But Is It Worth It?

Votes are still being tabulated for the Presidential Election or 2020. To the eventual winner, suffering through the pain of the unknown outcome will be worth it.

Suffering through the pain of showing up day after day hoping that this day is the day I strike it big? Is that worth it?

If I do strike it big, it is obvious. If I never do (and I have not), it’s about still being in love with the journey to success, even if the destination seems improbable.

So I’ll keep showing up.

Am I Writing Daily For Me Or For Thee?

Am I writing daily for me or for thee?

Yes…

I am writing daily for me because I need the practice. I need the exercise. I don’t have the luxury of lots of free time (technically paid for time) to sit down uninterrupted and write ‘good stuff,’ but I can find moments here and their to at least write ‘stuff’ with the potential to be fairly good.

I am writing daily for you because you are the judge of what stuff is truly good or not. That is not entirely true, but someone must publicly judge, and you are the public. Without a crowd to perform for, the performance gets stale quickly, and the worth of it all gets lost.

So, am I writing daily for me or for thee?

As stated above, yes to both.

But the question I want an answer to: are you reading me daily for me or thee?

Feel free to take that beyond rhetorical and shoot me and answer at jclevelandpayne@gmail.com.

The Four Steps To Proper Delegation Implementation

Photo by Kaleidico on Unsplash

There are really just three necessary steps to proper implementation of delegation, but I inserted a fourth one at the beginning of the process to address the stress many of us have with giving up on work we feel we have to do and letting others get it done in their own way.

And that necessary pre-step is to get over yourself. Go through your stages of grief or whatever you need to do to get over yourself and understand that you have too many tasks to complete and that many of them can and should be delegated to others as available personnel is found.

You must come to terms with the world of delegation, period. After you get past that, there are just three practical steps to get delegation to work.

Number one is to figure out what you could give other people to do, and what you should not be doing yourself if possible. It will be challenging to determine what work you should let other people handle on their own and the protocols that may have to change to allow it. This will become even more of a challenge if you have not come to terms with your need for delegation before you start to divide up the workload..

Number two is finding someone perfect or near-perfect to take on the work you choose to delegate. I put in the caveat’ near-perfect’ because no one’s going to do it exactly as you would, and maybe you can make a case that cannot do it as good as you. But if other people are taking part of your workload and are doing it a sufficient level, you can get more things done.

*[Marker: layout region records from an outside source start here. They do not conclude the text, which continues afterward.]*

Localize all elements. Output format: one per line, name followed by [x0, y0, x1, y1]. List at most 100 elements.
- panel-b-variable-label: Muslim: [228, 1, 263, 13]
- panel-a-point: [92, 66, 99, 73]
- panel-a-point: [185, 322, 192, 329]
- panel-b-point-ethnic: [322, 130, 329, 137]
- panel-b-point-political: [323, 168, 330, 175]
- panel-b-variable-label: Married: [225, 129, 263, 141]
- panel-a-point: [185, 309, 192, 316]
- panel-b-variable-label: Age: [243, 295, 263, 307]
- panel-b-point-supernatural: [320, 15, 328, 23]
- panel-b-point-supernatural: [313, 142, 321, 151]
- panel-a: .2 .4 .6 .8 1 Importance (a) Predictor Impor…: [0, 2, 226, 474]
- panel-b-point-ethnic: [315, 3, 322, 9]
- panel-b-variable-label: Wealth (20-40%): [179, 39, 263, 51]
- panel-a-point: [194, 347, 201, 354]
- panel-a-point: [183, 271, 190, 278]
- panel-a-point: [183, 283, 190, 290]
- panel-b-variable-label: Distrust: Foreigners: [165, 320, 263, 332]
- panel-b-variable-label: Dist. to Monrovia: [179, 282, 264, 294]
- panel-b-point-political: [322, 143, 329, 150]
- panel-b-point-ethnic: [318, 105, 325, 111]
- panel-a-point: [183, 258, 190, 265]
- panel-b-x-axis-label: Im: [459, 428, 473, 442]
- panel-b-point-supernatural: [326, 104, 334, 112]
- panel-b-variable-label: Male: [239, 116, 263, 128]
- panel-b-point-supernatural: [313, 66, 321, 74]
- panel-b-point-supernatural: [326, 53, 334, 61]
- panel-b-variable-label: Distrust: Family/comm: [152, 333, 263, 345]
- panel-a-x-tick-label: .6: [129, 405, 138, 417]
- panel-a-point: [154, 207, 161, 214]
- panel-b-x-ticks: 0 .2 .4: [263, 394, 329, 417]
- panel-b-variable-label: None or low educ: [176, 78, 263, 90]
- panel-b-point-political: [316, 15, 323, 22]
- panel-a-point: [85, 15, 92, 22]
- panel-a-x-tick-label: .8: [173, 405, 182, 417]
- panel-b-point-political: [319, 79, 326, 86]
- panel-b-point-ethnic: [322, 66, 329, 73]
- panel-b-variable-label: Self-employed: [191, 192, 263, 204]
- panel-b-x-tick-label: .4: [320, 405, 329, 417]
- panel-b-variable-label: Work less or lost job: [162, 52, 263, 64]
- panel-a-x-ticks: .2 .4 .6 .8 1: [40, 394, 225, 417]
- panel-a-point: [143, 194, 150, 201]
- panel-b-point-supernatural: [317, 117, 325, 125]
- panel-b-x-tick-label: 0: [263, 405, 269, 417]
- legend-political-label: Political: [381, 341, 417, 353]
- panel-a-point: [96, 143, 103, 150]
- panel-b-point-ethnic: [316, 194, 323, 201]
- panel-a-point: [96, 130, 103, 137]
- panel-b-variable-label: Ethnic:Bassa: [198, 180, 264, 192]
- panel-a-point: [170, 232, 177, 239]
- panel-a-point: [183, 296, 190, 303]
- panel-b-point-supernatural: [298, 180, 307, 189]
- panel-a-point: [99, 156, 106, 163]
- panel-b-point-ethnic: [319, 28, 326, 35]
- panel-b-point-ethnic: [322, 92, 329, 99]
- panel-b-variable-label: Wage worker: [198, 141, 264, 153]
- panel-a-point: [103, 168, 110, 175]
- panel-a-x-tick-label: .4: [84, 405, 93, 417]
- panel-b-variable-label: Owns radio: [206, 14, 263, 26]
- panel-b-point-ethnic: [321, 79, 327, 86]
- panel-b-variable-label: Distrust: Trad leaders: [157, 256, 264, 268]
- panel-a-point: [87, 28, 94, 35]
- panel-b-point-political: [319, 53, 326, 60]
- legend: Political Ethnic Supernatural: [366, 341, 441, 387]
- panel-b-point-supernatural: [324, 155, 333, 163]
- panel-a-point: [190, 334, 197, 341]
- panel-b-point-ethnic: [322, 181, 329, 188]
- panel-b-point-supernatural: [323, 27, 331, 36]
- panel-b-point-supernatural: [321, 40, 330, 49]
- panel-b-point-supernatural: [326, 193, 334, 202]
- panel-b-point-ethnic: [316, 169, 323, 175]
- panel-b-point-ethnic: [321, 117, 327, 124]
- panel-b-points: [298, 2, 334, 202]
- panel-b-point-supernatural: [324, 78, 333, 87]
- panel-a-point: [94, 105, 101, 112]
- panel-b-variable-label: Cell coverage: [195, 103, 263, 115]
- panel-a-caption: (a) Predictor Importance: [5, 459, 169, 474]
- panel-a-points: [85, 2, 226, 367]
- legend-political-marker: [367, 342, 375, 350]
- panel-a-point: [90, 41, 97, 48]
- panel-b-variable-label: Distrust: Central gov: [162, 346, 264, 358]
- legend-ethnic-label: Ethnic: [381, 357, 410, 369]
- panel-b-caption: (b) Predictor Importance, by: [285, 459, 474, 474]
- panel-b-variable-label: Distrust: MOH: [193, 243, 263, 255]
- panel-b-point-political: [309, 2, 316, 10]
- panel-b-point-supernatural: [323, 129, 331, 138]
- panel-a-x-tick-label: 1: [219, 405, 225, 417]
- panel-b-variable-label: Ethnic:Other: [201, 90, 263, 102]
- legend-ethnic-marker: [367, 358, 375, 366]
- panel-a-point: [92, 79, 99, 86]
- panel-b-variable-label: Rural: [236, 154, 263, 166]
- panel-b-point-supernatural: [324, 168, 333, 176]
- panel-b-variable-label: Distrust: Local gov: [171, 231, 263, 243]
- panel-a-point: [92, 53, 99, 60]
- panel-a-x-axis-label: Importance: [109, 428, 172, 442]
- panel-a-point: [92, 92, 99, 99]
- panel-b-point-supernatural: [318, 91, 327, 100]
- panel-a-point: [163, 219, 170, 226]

And number three, which comes back to my insert of getting over yourself before going through the process of getting delegation started, is letting them do the work. Let them learn how to do it. Let them make their own mistakes as you did in your first undertaking of developing the work. They will enjoy the fact that you’ve given them the work to do and the power to get it done their own way. They will learn how to get it done with greater personal efficiency, and maybe you’ll find they can do it better than you.

You will see pretty quickly that they are either doing it great or not. If not, re-evaluate the scenario and see if the right workload and amount was delegated to the right person. Although in most cases, any work you have delegated to others that gets done, even if not quite as efficient, will have a great impact for your organization, and your personal sanity.

The Real ‘Art Of The Deal’ First Plays Off The Science

There are only two important questions when making a buying decision.

What will it cost me and what will it give me.

All questions are just ways to widen or narrow the scope of those two main questions. Can I get it in blue is a question of what it will give me. Can I pay for it in installments is a question of what it will cost me.

Prepare your sales pitches with the ultimate correlation of these two questions in mind. What will the customer receive at what price point, and how much more or less can you offer as they shift their objection questions.

As always, be on the lookout for a tell that should alert you of a stall. From there, since your need to for continued negotiation is near zero, it’s up to your want to continue negation to determine what you can salvage for this.

Research on how well the market reacts to your offering? Research on how well your completion is faring in the market? Insight on the real needs of a customer base so you can engineer a solution they cannot refuse?

The science of the sales process is determining the right amount of what you will give a customer with what they will accept as a fair price to pay. The art is having the ability to adjust the measures of each side on the fly.